The second stage is FDA pre-submission engagement (Q-Sub) for the first SaMD product built on the architecture. The pre-submission package presents the affective fields as the device's state, the policies as the risk controls, and the lineage as the postmarket surveillance substrate. The PCCP draft accompanies the submission, describing the modification protocol that the architecture's stability makes specifiable.
The third stage is clearance and limited deployment, with prospective clinical evaluation against the comparator of clinician-only care and against existing therapeutic chatbots. Outcomes are measurable structurally: trajectories of the affective fields correlated with intervention exposure, eligibility-gate activation rates, clinician-override rates, and adverse-event rates captured through the lineage.
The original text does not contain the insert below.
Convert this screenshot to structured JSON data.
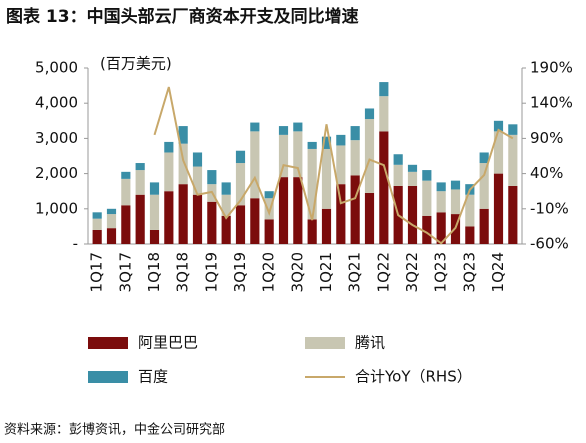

The fourth stage is broader deployment under the cleared PCCP, with model updates flowing through the predetermined modification protocol. EU MDR conformity assessment proceeds in parallel, leveraging the same architecture against Annex I requirements. Reimbursement pathways through CPT codes for digital therapeutics and through CMS coverage decisions become available because the evidence base that the architecture generates meets the structural standards that payers require.
The fifth stage is integration into clinical practice guidelines and APA practice standards, at which point therapeutic AI built on affective-state architecture is recognized as the safe baseline and unbounded LLM-based therapeutic chatbots are recognized, both clinically and legally, as the comparison against which the architecture is justified. The pathway is long but it is concrete, and at every stage the architecture produces evidence that the procedural alternatives cannot.